Uber realized that to sell its business, its employment model needed to be seen as “genuinely empowering,” according to an internal report prepared for Uber by a global consultancy firm.
“(Members of Parliament) are technically self-employed,” reads one set of internal talking points. “Lots of sectors do it without any apparent controversy.”
Even as it crafted this narrative, Uber’s senior leadership were aware drivers were earning less than minimum wage, internal emails show.
In at least one crucial jurisdiction — the Netherlands, where the company’s international headquarters are based — earnings data from December 2014 showed that, when factoring in all operating costs like insurance and car maintenance, Amsterdam drivers averaged a subminimum wage of 7.2 euros an hour.
Despite those low earnings, the company determined it could still slash fares without losing workers — because, Uber staff noted, drivers often didn’t calculate costs beyond Uber’s cut and gas.
The company lured drivers and passengers to its platform by offering bonuses and other incentives. It then cut back on subsidies, stripping workers of income they had come to rely on.
“Make sure drivers don’t end up making more than they need to stick around,” says one internal presentation from January 2015 on how to succeed in new markets.
Uber’s spokesperson said workers value the “flexibility” gig work offers, and that drivers’ earnings globally are near or at an all-time high.
“Since 2017 … we have worked hard to improve our relationship with drivers, innovating to make their day-to-day experience with Uber better, listening to their feedback, and advocating globally for more benefits and protections,” Hazelbaker said.
But in Canada, critics say Uber largely sold — and entrenched — its business model.
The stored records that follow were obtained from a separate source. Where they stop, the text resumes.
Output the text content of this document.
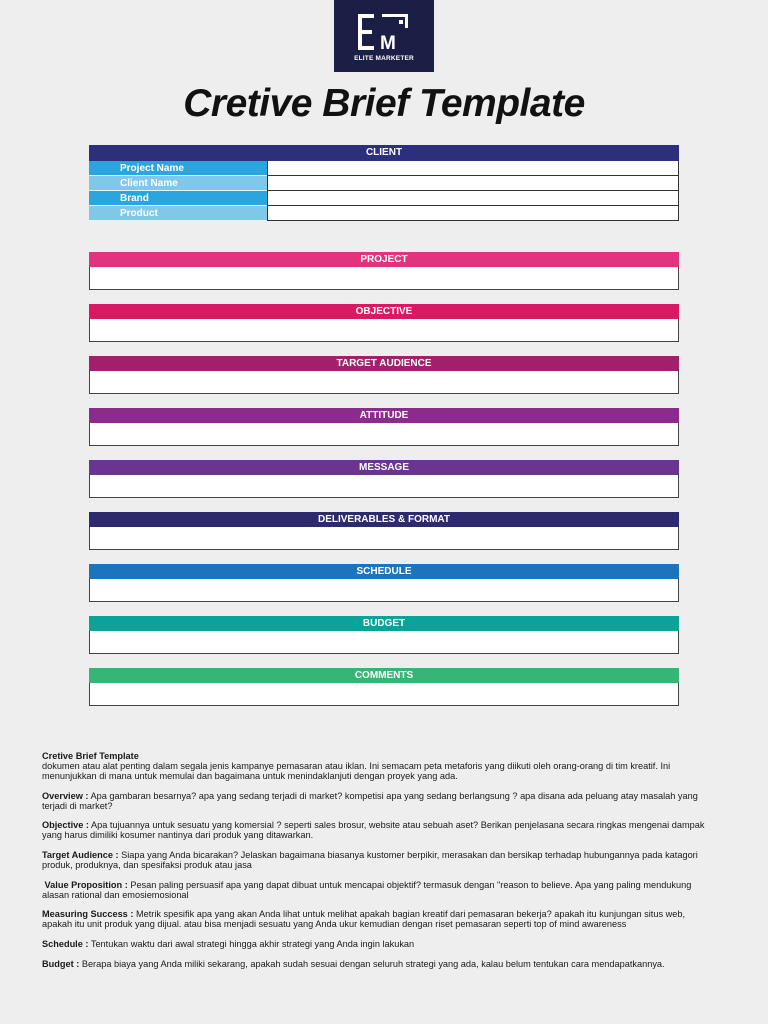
M
ELITE MARKETER
Cretive Brief Template
CLIENT
Project Name
Client Name
Brand
Product
PROJECT
OBJECTIVE
TARGET AUDIENCE
ATTITUDE
MESSAGE
DELIVERABLES & FORMAT
SCHEDULE
BUDGET
COMMENTS

Cretive Brief Template
dokumen atau alat penting dalam segala jenis kampanye pemasaran atau iklan. Ini semacam peta metaforis yang diikuti oleh orang-orang di tim kreatif. Ini menunjukkan di mana untuk memulai dan bagaimana untuk menindaklanjuti dengan proyek yang ada.

Overview : Apa gambaran besarnya? apa yang sedang terjadi di market? kompetisi apa yang sedang berlangsung ? apa disana ada peluang atay masalah yang terjadi di market?

Objective : Apa tujuannya untuk sesuatu yang komersial ? seperti sales brosur, website atau sebuah aset? Berikan penjelasana secara ringkas mengenai dampak yang harus dimiliki kosumer nantinya dari produk yang ditawarkan.

Target Audience : Siapa yang Anda bicarakan? Jelaskan bagaimana biasanya kustomer berpikir, merasakan dan bersikap terhadap hubungannya pada katagori produk, produknya, dan spesifaksi produk atau jasa

Value Proposition : Pesan paling persuasif apa yang dapat dibuat untuk mencapai objektif? termasuk dengan "reason to believe. Apa yang paling mendukung alasan rational dan emosiemosional

Measuring Success : Metrik spesifik apa yang akan Anda lihat untuk melihat apakah bagian kreatif dari pemasaran bekerja? apakah itu kunjungan situs web, apakah itu unit produk yang dijual. atau bisa menjadi sesuatu yang Anda ukur kemudian dengan riset pemasaran seperti top of mind awareness

Schedule : Tentukan waktu dari awal strategi hingga akhir strategi yang Anda ingin lakukan

Budget : Berapa biaya yang Anda miliki sekarang, apakah sudah sesuai dengan seluruh strategi yang ada, kalau belum tentukan cara mendapatkannya.
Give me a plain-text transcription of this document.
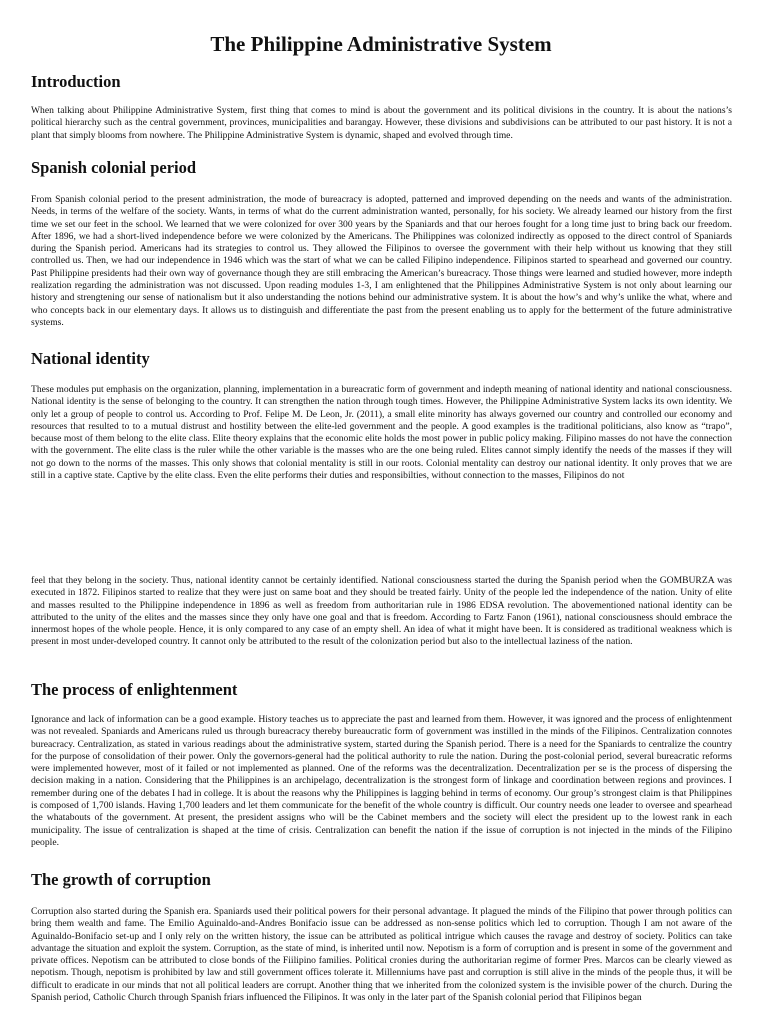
The Philippine Administrative System
Introduction

When talking about Philippine Administrative System, first thing that comes to mind is about the government and its political divisions in the country. It is about the nations’s political hierarchy such as the central government, provinces, municipalities and barangay. However, these divisions and subdivisions can be attributed to our past history. It is not a plant that simply blooms from nowhere. The Philippine Administrative System is dynamic, shaped and evolved through time.

Spanish colonial period

From Spanish colonial period to the present administration, the mode of bureacracy is adopted, patterned and improved depending on the needs and wants of the administration. Needs, in terms of the welfare of the society. Wants, in terms of what do the current administration wanted, personally, for his society. We already learned our history from the first time we set our feet in the school. We learned that we were colonized for over 300 years by the Spaniards and that our heroes fought for a long time just to bring back our freedom. After 1896, we had a short-lived independence before we were colonized by the Americans. The Philippines was colonized indirectly as opposed to the direct control of Spaniards during the Spanish period. Americans had its strategies to control us. They allowed the Filipinos to oversee the government with their help without us knowing that they still controlled us. Then, we had our independence in 1946 which was the start of what we can be called Filipino independence. Filipinos started to spearhead and governed our country. Past Philippine presidents had their own way of governance though they are still embracing the American’s bureacracy. Those things were learned and studied however, more indepth realization regarding the administration was not discussed. Upon reading modules 1-3, I am enlightened that the Philippines Administrative System is not only about learning our history and strengtening our sense of nationalism but it also understanding the notions behind our administrative system. It is about the how’s and why’s unlike the what, where and who concepts back in our elementary days. It allows us to distinguish and differentiate the past from the present enabling us to apply for the betterment of the future administrative systems.

National identity

These modules put emphasis on the organization, planning, implementation in a bureacratic form of government and indepth meaning of national identity and national consciousness. National identity is the sense of belonging to the country. It can strengthen the nation through tough times. However, the Philippine Administrative System lacks its own identity. We only let a group of people to control us. According to Prof. Felipe M. De Leon, Jr. (2011), a small elite minority has always governed our country and controlled our economy and resources that resulted to to a mutual distrust and hostility between the elite-led government and the people. A good examples is the traditional politicians, also know as “trapo”, because most of them belong to the elite class. Elite theory explains that the economic elite holds the most power in public policy making. Filipino masses do not have the connection with the government. The elite class is the ruler while the other variable is the masses who are the one being ruled. Elites cannot simply identify the needs of the masses if they will not go down to the norms of the masses. This only shows that colonial mentality is still in our roots. Colonial mentality can destroy our national identity. It only proves that we are still in a captive state. Captive by the elite class. Even the elite performs their duties and responsibilties, without connection to the masses, Filipinos do not

feel that they belong in the society. Thus, national identity cannot be certainly identified. National consciousness started the during the Spanish period when the GOMBURZA was executed in 1872. Filipinos started to realize that they were just on same boat and they should be treated fairly. Unity of the people led the independence of the nation. Unity of elite and masses resulted to the Philippine independence in 1896 as well as freedom from authoritarian rule in 1986 EDSA revolution. The abovementioned national identity can be attributed to the unity of the elites and the masses since they only have one goal and that is freedom. According to Fartz Fanon (1961), national consciousness should embrace the innermost hopes of the whole people. Hence, it is only compared to any case of an empty shell. An idea of what it might have been. It is considered as traditional weakness which is present in most under-developed country. It cannot only be attributed to the result of the colonization period but also to the intellectual laziness of the nation.

The process of enlightenment

Ignorance and lack of information can be a good example. History teaches us to appreciate the past and learned from them. However, it was ignored and the process of enlightenment was not revealed. Spaniards and Americans ruled us through bureacracy thereby bureaucratic form of government was instilled in the minds of the Filipinos. Centralization connotes bureacracy. Centralization, as stated in various readings about the administrative system, started during the Spanish period. There is a need for the Spaniards to centralize the country for the purpose of consolidation of their power. Only the governors-general had the political authority to rule the nation. During the post-colonial period, several bureacratic reforms were implemented however, most of it failed or not implemented as planned. One of the reforms was the decentralization. Decentralization per se is the process of dispersing the decision making in a nation. Considering that the Philippines is an archipelago, decentralization is the strongest form of linkage and coordination between regions and provinces. I remember during one of the debates I had in college. It is about the reasons why the Philippines is lagging behind in terms of economy. Our group’s strongest claim is that Philippines is composed of 1,700 islands. Having 1,700 leaders and let them communicate for the benefit of the whole country is difficult. Our country needs one leader to oversee and spearhead the whatabouts of the government. At present, the president assigns who will be the Cabinet members and the society will elect the president up to the lowest rank in each municipality. The issue of centralization is shaped at the time of crisis. Centralization can benefit the nation if the issue of corruption is not injected in the minds of the Filipino people.

The growth of corruption

Corruption also started during the Spanish era. Spaniards used their political powers for their personal advantage. It plagued the minds of the Filipino that power through politics can bring them wealth and fame. The Emilio Aguinaldo-and-Andres Bonifacio issue can be addressed as non-sense politics which led to corruption. Though I am not aware of the Aguinaldo-Bonifacio set-up and I only rely on the written history, the issue can be attributed as political intrigue which causes the ravage and destroy of society. Politics can take advantage the situation and exploit the system. Corruption, as the state of mind, is inherited until now. Nepotism is a form of corruption and is present in some of the government and private offices. Nepotism can be attributed to close bonds of the Fiilipino families. Political cronies during the authoritarian regime of former Pres. Marcos can be clearly viewed as nepotism. Though, nepotism is prohibited by law and still government offices tolerate it. Millenniums have past and corruption is still alive in the minds of the people thus, it will be difficult to eradicate in our minds that not all political leaders are corrupt. Another thing that we inherited from the colonized system is the invisible power of the church. During the Spanish period, Catholic Church through Spanish friars influenced the Filipinos. It was only in the later part of the Spanish colonial period that Filipinos began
“They have been playing our policymakers. They have been playing John Tory. And they leave cities in a mess,” said Thorben Wieditz, an organizer with RideFair TO, a coalition advocating for stricter regulation of the gig economy.
In April, Queen’s Park passed new gig economy laws, which include gig workers’ right to know how algorithms determine their pay. The legislation also guarantees minimum wage for “engaged time” on apps.
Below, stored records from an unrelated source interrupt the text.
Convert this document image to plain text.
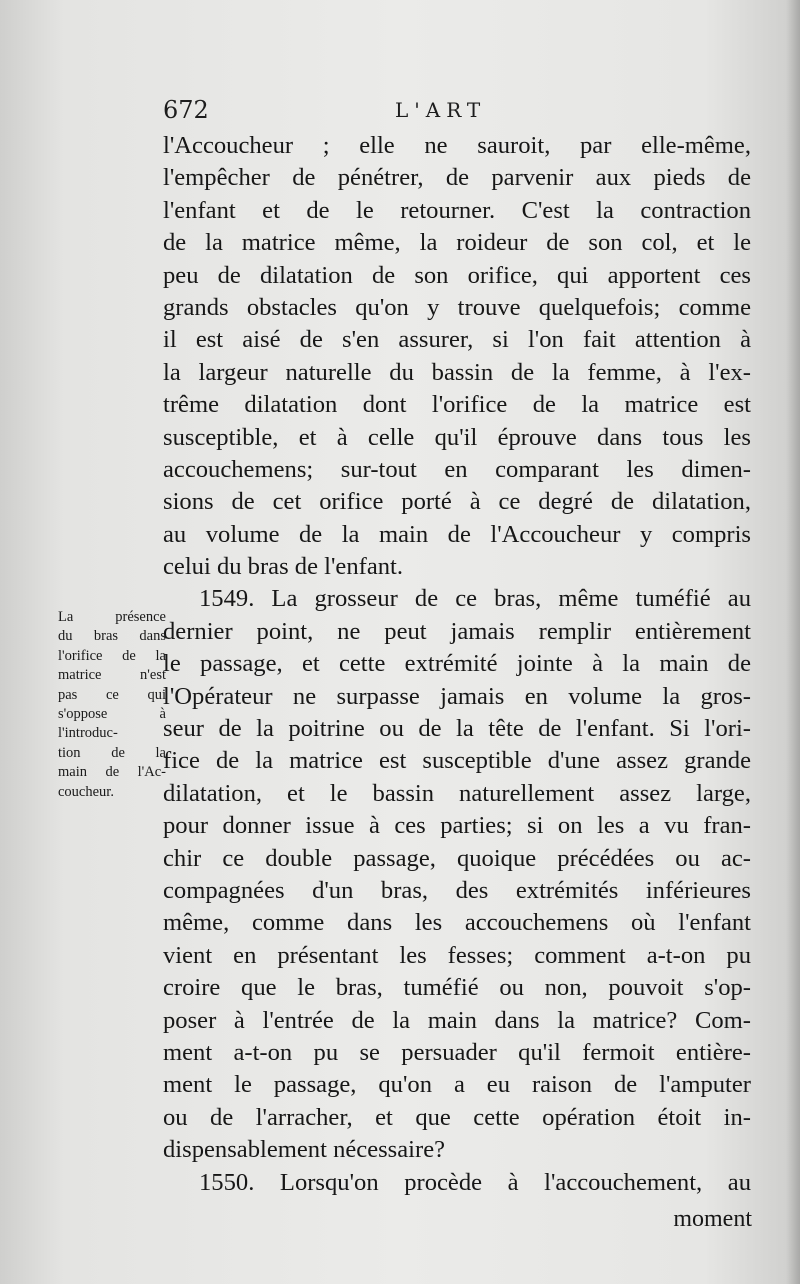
672	L'ART
La présence
du bras dans
l'orifice de la
matrice n'est
pas ce qui
s'oppose à
l'introduc-
tion de la
main de l'Ac-
coucheur.
l'Accoucheur ; elle ne sauroit, par elle-même,
l'empêcher de pénétrer, de parvenir aux pieds de
l'enfant et de le retourner. C'est la contraction
de la matrice même, la roideur de son col, et le
peu de dilatation de son orifice, qui apportent ces
grands obstacles qu'on y trouve quelquefois; comme
il est aisé de s'en assurer, si l'on fait attention à
la largeur naturelle du bassin de la femme, à l'ex-
trême dilatation dont l'orifice de la matrice est
susceptible, et à celle qu'il éprouve dans tous les
accouchemens; sur-tout en comparant les dimen-
sions de cet orifice porté à ce degré de dilatation,
au volume de la main de l'Accoucheur y compris
celui du bras de l'enfant.
1549. La grosseur de ce bras, même tuméfié au
dernier point, ne peut jamais remplir entièrement
le passage, et cette extrémité jointe à la main de
l'Opérateur ne surpasse jamais en volume la gros-
seur de la poitrine ou de la tête de l'enfant. Si l'ori-
fice de la matrice est susceptible d'une assez grande
dilatation, et le bassin naturellement assez large,
pour donner issue à ces parties; si on les a vu fran-
chir ce double passage, quoique précédées ou ac-
compagnées d'un bras, des extrémités inférieures
même, comme dans les accouchemens où l'enfant
vient en présentant les fesses; comment a-t-on pu
croire que le bras, tuméfié ou non, pouvoit s'op-
poser à l'entrée de la main dans la matrice? Com-
ment a-t-on pu se persuader qu'il fermoit entière-
ment le passage, qu'on a eu raison de l'amputer
ou de l'arracher, et que cette opération étoit in-
dispensablement nécessaire?
1550. Lorsqu'on procède à l'accouchement, au
moment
These changes are “a crucial first step in providing foundational rights to hundreds of thousands of people in a growing sector of our economy,” said Harry Godfrey, press secretary to the province’s labour minister.
Workers will only be entitled to minimum wage for the minutes spent actively picking up and dropping people off — leaving on average 40.5 per cent of their time uncompensated, City of Toronto data shows. (Uber says drivers can work for other apps during that time.)
The reforms also do not address workers’ employment status, which, to critics, remains the crux of the gig economy’s failings.
Treating workers as employees is “the way to solve the problem,” said delivery courier Scott.
And, said Wieditz, the minimum wage floor established by the province means little in Toronto without a cap on ride-hailing vehicles — a proposition the city has so far resisted.
The more drivers on the platform, the greater the competition for trips, diluting individual earning potential, he said.
Today, some of the world leaders who once warmly embraced the platform economy have changed their tune. In the US, President Joe Biden is now promising to “crack down on employee misclassification” that strips them of basic entitlements.
As the shine wears off app companies’ early promises, Wieditz says Uber’s legacy in Toronto and Canada is much different than the elegant vision outlined at the Canadian Club eight years ago.
To Wieditz, one company’s ability to evade minimum standards paves the way for other companies to do the same — an issue he calls the “contagion” problem.
“Uber’s playbook is similar to the playbook of other big platforms,” he said.